1 - Check we have required libraries



In [ ]:

    
# Pandas Data Library
!pip install --upgrade pandas



In [ ]:

    
# Matplotlib Visualization
!pip install --upgrade matplotlib



In [ ]:

    
# Statsmodel LM library
!pip install --upgrade statsmodels

2 - Import notebook libraries



In [ ]:

    
# import notebook libraries
import pandas as pd
import matplotlib.pyplot as plt

# this allows plots to appear directly in the notebook
%matplotlib inline

3 - Load Data Set



In [ ]:

    
# read data into a Pandas DataFrame
data = pd.read_csv('http://www-bcf.usc.edu/~gareth/ISL/Advertising.csv', index_col=0)
data.head()



In [ ]:

    
# Shape of the data frame
data.shape

4 - Visualize data using scatterplot



In [ ]:

    
# visualize the relationship between the features using scatterplots
fig, axs = plt.subplots(1, 3, sharey=True)

data.plot(kind='scatter', x='TV', y='sales', ax=axs[0], figsize=(16, 8))
data.plot(kind='scatter', x='radio', y='sales', ax=axs[1])
data.plot(kind='scatter', x='newspaper', y='sales', ax=axs[2])
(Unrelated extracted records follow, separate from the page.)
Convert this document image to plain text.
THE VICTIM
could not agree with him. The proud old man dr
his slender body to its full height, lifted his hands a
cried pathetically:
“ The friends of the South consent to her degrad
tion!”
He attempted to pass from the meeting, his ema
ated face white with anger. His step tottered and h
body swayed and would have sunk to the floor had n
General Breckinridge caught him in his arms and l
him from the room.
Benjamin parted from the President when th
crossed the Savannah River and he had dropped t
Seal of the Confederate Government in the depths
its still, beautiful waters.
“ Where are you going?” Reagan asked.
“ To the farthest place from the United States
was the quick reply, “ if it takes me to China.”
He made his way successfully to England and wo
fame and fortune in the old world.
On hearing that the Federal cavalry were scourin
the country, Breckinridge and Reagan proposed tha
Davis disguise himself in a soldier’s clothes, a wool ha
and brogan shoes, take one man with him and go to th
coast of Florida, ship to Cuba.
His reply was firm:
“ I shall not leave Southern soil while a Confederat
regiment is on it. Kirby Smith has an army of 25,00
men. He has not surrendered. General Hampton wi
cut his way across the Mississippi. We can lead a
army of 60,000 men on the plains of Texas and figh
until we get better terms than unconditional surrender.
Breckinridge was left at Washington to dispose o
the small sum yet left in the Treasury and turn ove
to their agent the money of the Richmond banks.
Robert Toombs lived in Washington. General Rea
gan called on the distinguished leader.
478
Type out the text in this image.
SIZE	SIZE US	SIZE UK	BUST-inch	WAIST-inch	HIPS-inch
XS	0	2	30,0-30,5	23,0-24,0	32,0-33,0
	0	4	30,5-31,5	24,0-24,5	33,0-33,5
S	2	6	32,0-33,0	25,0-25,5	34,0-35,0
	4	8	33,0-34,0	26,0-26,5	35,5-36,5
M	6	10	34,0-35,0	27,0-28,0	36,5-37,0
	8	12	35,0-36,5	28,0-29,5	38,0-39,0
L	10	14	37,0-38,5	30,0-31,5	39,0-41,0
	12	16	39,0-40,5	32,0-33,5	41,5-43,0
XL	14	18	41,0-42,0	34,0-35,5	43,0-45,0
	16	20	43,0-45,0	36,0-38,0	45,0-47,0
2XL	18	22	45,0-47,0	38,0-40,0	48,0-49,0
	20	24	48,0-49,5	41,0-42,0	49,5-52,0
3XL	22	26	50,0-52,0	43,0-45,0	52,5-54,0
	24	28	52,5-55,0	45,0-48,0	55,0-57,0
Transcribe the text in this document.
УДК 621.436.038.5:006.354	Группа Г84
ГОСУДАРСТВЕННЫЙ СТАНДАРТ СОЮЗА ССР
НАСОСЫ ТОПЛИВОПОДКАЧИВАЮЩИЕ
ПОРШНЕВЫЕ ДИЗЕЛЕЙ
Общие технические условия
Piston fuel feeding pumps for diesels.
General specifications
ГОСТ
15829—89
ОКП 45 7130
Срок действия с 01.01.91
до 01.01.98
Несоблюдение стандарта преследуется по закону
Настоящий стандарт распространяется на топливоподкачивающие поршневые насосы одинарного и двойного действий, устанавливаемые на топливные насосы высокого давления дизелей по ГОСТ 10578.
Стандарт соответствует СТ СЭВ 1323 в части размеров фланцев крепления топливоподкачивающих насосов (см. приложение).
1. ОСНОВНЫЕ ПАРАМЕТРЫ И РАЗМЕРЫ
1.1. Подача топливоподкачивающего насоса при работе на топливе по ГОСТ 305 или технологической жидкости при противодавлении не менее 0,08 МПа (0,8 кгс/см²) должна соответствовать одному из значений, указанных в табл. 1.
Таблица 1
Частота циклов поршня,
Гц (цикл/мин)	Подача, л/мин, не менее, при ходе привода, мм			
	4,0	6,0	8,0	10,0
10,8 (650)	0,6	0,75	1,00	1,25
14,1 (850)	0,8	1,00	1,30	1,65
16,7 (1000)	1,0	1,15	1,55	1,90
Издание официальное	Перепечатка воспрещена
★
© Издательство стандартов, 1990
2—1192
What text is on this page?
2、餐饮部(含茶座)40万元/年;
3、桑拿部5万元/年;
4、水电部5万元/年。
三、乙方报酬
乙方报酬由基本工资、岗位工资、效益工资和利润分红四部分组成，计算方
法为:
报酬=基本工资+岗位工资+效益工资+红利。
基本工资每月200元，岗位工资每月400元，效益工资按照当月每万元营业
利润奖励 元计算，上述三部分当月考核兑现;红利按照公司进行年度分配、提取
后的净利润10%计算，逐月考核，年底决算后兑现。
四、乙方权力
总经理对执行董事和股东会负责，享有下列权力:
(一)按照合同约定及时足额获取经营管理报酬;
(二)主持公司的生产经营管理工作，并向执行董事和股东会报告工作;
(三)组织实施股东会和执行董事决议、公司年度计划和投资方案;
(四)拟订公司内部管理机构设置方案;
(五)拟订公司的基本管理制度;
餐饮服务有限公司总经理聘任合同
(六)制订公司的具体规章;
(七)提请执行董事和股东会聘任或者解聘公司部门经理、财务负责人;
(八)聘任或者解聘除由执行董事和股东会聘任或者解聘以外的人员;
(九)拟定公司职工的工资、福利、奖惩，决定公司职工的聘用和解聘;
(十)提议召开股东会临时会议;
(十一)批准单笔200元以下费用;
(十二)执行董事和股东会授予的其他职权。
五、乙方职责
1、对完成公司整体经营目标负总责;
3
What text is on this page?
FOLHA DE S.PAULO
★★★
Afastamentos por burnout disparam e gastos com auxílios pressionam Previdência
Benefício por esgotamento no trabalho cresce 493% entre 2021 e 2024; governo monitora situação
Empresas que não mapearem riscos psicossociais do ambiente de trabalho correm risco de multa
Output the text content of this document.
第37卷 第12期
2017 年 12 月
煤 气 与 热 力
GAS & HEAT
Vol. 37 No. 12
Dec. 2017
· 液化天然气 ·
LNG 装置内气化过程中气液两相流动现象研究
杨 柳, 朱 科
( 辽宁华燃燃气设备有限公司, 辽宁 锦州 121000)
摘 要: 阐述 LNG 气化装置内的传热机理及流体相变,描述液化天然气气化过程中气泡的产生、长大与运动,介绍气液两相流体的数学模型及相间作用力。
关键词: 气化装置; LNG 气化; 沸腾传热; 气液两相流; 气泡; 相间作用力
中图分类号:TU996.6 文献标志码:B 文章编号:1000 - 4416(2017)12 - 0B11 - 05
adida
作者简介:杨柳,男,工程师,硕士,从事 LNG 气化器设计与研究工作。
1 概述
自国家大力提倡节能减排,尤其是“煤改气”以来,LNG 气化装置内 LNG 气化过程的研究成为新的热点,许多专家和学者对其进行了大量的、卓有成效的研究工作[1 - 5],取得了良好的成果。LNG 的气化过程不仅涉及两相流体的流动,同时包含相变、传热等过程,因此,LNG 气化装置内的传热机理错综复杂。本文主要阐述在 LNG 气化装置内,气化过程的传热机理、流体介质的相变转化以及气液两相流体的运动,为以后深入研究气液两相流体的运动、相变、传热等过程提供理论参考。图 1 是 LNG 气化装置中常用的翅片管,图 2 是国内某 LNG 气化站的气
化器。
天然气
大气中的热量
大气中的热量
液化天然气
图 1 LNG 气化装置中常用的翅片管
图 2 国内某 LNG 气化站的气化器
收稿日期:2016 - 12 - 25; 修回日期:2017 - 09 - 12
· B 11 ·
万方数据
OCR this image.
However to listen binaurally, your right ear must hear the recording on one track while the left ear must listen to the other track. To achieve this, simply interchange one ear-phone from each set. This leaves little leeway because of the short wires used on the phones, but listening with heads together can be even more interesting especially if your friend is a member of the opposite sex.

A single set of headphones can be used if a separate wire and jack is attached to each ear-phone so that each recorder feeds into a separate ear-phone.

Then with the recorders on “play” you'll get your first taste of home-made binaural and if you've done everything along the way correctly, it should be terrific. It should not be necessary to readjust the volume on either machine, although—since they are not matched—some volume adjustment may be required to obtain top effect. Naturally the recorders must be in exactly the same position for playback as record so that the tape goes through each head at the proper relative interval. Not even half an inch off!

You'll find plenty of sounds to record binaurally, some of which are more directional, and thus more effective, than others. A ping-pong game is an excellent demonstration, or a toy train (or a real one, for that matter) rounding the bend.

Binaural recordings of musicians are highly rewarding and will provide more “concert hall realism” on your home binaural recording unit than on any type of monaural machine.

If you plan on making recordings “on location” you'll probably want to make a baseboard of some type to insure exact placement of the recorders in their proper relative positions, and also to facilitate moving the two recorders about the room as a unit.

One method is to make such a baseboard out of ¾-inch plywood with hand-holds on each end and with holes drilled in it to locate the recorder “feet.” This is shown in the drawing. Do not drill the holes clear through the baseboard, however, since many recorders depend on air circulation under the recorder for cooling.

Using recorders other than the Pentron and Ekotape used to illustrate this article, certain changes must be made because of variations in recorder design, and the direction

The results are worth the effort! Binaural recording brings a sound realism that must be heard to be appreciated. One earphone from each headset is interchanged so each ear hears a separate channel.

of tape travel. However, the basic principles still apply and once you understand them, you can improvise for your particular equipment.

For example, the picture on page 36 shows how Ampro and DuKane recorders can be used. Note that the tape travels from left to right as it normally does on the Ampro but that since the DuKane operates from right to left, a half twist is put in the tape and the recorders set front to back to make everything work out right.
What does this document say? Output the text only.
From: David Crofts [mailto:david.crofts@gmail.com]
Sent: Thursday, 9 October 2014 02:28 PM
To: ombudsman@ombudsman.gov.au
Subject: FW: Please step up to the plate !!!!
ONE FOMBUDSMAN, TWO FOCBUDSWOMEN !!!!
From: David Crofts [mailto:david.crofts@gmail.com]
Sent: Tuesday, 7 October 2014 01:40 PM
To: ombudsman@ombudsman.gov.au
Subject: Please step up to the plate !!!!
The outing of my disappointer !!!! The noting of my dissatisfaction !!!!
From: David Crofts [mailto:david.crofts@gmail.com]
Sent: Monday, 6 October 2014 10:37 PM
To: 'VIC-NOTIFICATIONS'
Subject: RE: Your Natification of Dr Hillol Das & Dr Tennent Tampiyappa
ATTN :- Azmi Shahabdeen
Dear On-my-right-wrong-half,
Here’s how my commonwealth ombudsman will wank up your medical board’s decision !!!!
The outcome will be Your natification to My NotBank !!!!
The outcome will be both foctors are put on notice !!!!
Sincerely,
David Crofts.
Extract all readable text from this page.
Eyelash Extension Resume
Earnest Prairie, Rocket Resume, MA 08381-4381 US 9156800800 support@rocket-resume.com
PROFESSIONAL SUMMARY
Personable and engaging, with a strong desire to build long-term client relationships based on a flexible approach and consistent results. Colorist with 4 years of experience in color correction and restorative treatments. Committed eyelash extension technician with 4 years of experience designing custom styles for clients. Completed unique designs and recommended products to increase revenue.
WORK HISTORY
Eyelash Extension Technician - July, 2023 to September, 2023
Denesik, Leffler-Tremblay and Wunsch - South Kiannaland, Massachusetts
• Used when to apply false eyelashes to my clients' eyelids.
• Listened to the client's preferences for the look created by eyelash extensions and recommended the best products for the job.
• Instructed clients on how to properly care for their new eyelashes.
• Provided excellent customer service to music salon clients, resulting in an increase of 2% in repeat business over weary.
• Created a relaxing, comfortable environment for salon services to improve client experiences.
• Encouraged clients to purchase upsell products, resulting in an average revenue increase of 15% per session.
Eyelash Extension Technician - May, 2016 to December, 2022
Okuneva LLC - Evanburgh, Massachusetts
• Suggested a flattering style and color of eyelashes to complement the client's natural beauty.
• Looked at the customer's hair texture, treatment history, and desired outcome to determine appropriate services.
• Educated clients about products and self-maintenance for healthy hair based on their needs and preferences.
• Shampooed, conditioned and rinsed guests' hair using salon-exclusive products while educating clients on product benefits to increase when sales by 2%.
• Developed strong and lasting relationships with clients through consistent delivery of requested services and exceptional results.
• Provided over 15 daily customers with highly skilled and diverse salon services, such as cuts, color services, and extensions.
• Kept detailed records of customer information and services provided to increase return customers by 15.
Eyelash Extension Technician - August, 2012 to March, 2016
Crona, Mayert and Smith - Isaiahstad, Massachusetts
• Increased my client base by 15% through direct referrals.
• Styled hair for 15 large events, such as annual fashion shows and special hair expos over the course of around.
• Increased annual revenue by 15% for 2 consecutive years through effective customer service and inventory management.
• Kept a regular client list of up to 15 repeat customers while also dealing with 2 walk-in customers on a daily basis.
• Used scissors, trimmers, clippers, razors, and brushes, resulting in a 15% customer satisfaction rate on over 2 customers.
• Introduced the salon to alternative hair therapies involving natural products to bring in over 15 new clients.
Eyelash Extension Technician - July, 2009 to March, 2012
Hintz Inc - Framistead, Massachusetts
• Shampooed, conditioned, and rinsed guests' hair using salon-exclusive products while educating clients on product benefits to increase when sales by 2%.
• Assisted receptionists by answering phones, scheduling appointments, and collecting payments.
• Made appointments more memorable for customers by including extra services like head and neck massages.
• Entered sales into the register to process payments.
5 - Create Linear Regression



In [ ]:

    
# Standard LM Library
import statsmodels.formula.api as smf

# create a fitted model in one line
lm = smf.ols(formula='sales ~ TV', data=data).fit()

# print the coefficients
lm.params

6 - Prediction



In [ ]:

    
# you have to create a DataFrame
X_new = pd.DataFrame({'TV': [50]})
X_new.head()



In [ ]:

    
# use the model to make predictions on a new value
lm.predict(X_new)



In [ ]:

    
# manually calculate the prediction
7.032594 + 0.047537*50

7 - Analysis



In [ ]:

    
# Create new data frame with min / max values
X_new = pd.DataFrame({'TV': [data.TV.min(), data.TV.max()]})
X_new.head()



In [ ]:

    
# make predictions for those x values and store them
preds = lm.predict(X_new)
preds



In [ ]:

    
# first, plot the observed data
data.plot(kind='scatter', x='TV', y='sales')

# then, plot the least squares line
plt.plot(X_new, preds, c='red', linewidth=2)